Advancement & Public Services
Hutinger Gift Supports Visiting Artist Fund at WIU through 2013
Longtime arts supporter, activist and humanitarian, Patricia Hutinger
made a commitment Monday to support the Western Illinois University art
department's Visiting Artist Fund through 2013. Hutinger's gift is made
in honor of her son, Scott Hutinger, who passed away in June 2007.
Hutinger has been an active patron of Western's art department, Art Gallery and most recently, the Student Art League. For many years, the retired WIU faculty member has been contributing to funds for supplies, equipment and materials, as well as donating gifts of artwork.
"I see myself as an artist and spend a good deal of time around the department, taking classes and getting to know the students. I'm interested in providing some of the resources the department's budget does not allow for -- things that really make a difference to both students and faculty."
The Visiting Artist Fund enables the department to bring in at least one outside visiting professional each year for lectures, demonstrations and classes, noted Charles Wright, art department chair.
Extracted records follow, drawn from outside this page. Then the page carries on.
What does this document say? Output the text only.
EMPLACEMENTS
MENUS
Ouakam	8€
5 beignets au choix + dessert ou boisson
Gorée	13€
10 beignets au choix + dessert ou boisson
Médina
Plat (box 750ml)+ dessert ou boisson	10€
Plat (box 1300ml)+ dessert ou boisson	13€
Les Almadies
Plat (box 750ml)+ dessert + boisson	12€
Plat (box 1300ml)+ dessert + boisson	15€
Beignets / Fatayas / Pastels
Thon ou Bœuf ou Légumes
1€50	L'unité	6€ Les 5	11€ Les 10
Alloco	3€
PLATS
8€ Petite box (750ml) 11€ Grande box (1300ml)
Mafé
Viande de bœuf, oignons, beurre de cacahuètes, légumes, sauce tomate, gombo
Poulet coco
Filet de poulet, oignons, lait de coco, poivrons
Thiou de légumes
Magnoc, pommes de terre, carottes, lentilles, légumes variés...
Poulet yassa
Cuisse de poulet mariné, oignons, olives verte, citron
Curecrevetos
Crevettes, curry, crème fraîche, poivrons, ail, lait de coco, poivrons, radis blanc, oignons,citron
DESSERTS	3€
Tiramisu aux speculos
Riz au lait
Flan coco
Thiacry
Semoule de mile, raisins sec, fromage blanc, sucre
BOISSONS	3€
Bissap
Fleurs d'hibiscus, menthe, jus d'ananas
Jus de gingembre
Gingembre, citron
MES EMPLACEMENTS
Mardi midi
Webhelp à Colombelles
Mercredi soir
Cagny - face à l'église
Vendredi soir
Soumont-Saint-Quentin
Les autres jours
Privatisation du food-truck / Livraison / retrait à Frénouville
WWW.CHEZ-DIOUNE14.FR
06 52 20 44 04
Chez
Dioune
Hutinger first supported the Visiting Artist Fund Initiative in 2009, he added.
"I've talked to many students about what makes a difference to them, and they all think the opportunity to listen to and see the work of an artist from the outside is a really good experience," Hutinger said.
"We are appreciative of Patti's gifts to the college over the past several years," said College of Fine Arts and Communication (COFAC) Dean Paul Kreider. "This gift further illuminates her loyalty to Western's art program and to the art community," he added.
"I speak for the entire art department in stating we are all very pleased Patti has chosen to continue her kindness to the department in this very generous way," added Wright.
"Throughout the years, Patti's contributions have made it possible for the department to fund a variety of speakers and sponsor numerous artists' presentations. The significance of her generosity is that it can help to shape and enliven the teaching and learning environment in WIU's art program."
Hutinger retired from Western in 2008; she was a professor of early childhood education. In 1975, she founded Macomb Projects, which later became the Center for Best Practices in Early Childhood Education, a service unit in the College of Education and Human Services (COEHS) at Western.
According to Joyce Johanson, associate director of the Center for Best Practices in Early Childhood Education, the mission of the Center is to develop and promote practices designed to improve educational opportunities for all young children.
"Patti was an extremely successful grant writer. She was recognized as a national leader in cutting-edge research and development projects targeting young children with special needs. Her contributions to the field of early childhood included innovative research and development projects, particularly those related to technology and adaptive devices," Johanson added.
Hutinger's son, Scott, worked as a computer specialist for the Center for Best Practices in Early Childhood Education. He received his bachelor's and master's degrees from WIU and was a certified flight instructor, avid pilot and skydiver.
He is survived by two children, Jordan and Kelsey Bucholtz, and their mother, Karen Bucholtz. Hutinger noted that support of the Visiting Artist Fund and her other gifts are all in memory of Scott.
"Scott and I shared a love of art, and this seemed to be a meaningful way to honor him," Hutinger said. "I hope others will take the opportunity to support departments with enhancements to their instruction. Budgets are so tight, and many areas go without some basic stuff. I just want to help students get the best experience they can at Western and provide faculty with some of the things they need to enhance instruction."
Wright noted that in a time of dwindling funds for the arts on a national scale, Hutinger's gift means a great deal to Western's students, as well as to the entire regional arts community.
"It gives the department's newly formed Visiting Artist/Scholar Committee the ability to plan for and select ever more significant artists and scholars to bring to the Macomb community. Thanks to Patti, we are able to add this element of a lecture series to the art department's program," Wright added.
"I've been lucky to get to know quite a few students. It's fun to see their work and to watch how they grow," Hutinger said. "I learn so much from the students. Isn't that just how it should be?"